最終話 神殺し

翌日逢音は雪の山道を歩いていた。

背中にしょったリュックには五感の神が宿った5つの道具が入っている。

アンティークショップにはいかなかった。

(もし、本当に全知全能の神が生まれるんだとしたら、それは人間の手で操つられてはならないものだ)

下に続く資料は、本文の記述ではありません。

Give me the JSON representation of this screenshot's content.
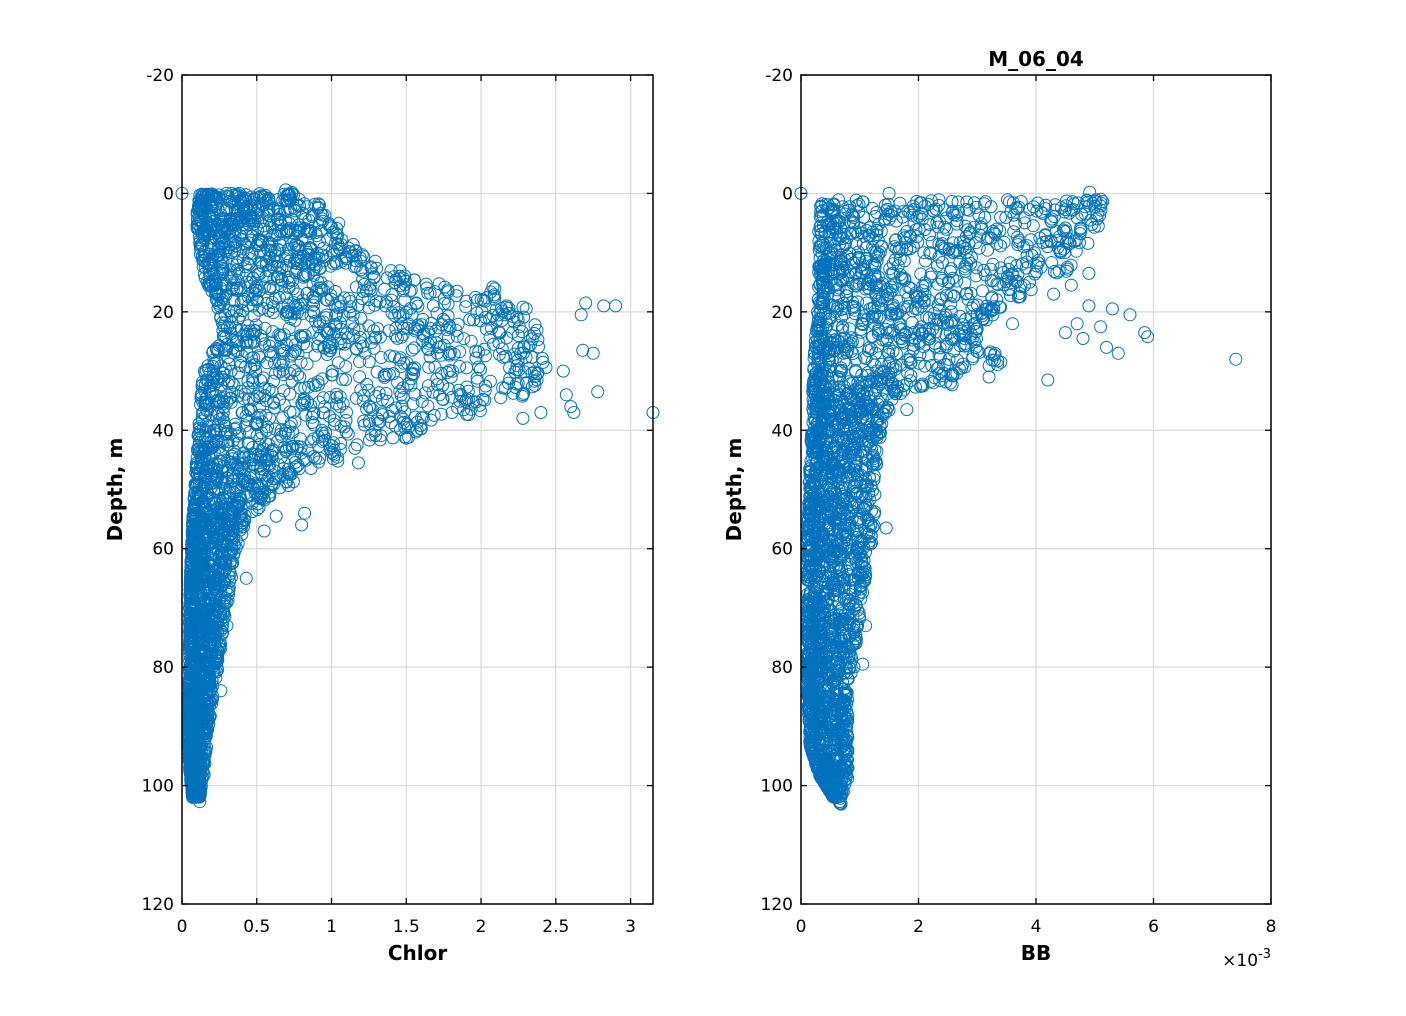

瞳美の代償のせいかもしれなかったが、もはやその思いは確固たるものとなっていた。

どうやって葬るのか…

その答えをもたないまま…その決断がつかないまま逢音はもくもくと山道を登って行った。

どれくらい歩いただろう。

急に視界がひらけ、太陽の光が差し込んだ。

山頂だった。周りには誰もいない。なにもない。

静寂の中、逢音は、澄んだ空気を肺いっぱいに吸い込んだ。

(儀式にはぴったりの場所だ)

これから五感の神をすべて召喚する。何かが起こるとすればその時だと思った。

リュックから、ベル、メガネ、香水のビン、手袋、カップを取り出した逢音は、深呼吸をして大きな声で叫んだ。

「Hearing BiBi !」

「Vision GaGa !」

「Smell NeNe !」

「Sense of touch TeTe !」

「Taste RiRi !」

「…………」

どの神からも返事がなかった。

そのかわりに全ての道具が赤く光り震え始めた。

赤い光の輝きはどんどん大きくなり、もはや道具の原形が見えないくらいになった。

逢音の前に赤い光の玉が5つできた。

ビビ「いくよ逢音!」

赤い玉のひとつが逢音の耳に飛び込んできた。

逢音の聴覚が覚醒する。

逢音に飛び込んできたのはさまざまな音であった。

波の音、風の音、動物の声、ビル工事の音、車の音、銃声、そして人間の叫び声…

ガガ「ガガ行きまーす!」

また赤い光の玉が今度は逢音の目に…

逢音の視覚が覚醒する。

逢音に見えたものは様々な光景。

深海のクジラ、ナイアガラの滝、草原のライオン、発射されたミサイル、泣き叫ぶ子供…

キキ「どうなっても知らないよ!」

逢音の嗅覚が覚醒。

砂漠の匂い、潮の匂い、アスファルトの匂い、硝煙の匂い、血の匂い…

テテ「耐えろ、逢音!」

触覚が覚醒。

身体中の皮膚があらゆる触覚を感知する。

ザラザラ、ゴツゴツ、サラサラ、ヌルヌル

リリ「逢音!わたしで最後よ!」

五感全てが覚醒した逢音はこの世で起こる全てを感じ、一瞬にして理解した。

今この世の理りの全てが逢音の手中にあった。

全人類の感情が逢音の手の平で踊っていた。

喜び、哀しみ、怒り、憎しみ…

音、映像、匂い、手触り、味…

逢音はそれらを慈しみをもって感じ、そして抱きしめた。

(許そう…人の弱さも愚かさも、そして母なる大地と海に全てを委ねよう)

(だから、もうこんなチカラは必要ないんだ)

逢音はゆっくりと切り立った断崖に向かって歩いていった。

(わたしと一緒に消えて無くなれ!)

崖から飛び降りようとしたその刹那、逢音に語りかける声があった。

比美子「逢音、その役目はわたしだ。あなたに負わせる訳にはいかない。やっと…やっと現れた。わたしは400年あなたを待っていた。ようやくわたしも眠れる時が来た。ごめんね。ありがとう逢音」

その場に倒れる逢音。逢音の身体から大きな閃光が空に向かって放たれそして消えていった。

しばらくして足音がした。

その足音の正体は倒れている逢音を抱きかかえ、背負って雪山を下って行った。

店主「比美子に会えた。やはり彼女は生きていたんだ。三太さんこれであんたも満足じゃろ。逢音さん、ありがとう。やはり君は比美子の…」

背中の逢音は穏やかな寝息を立てていた。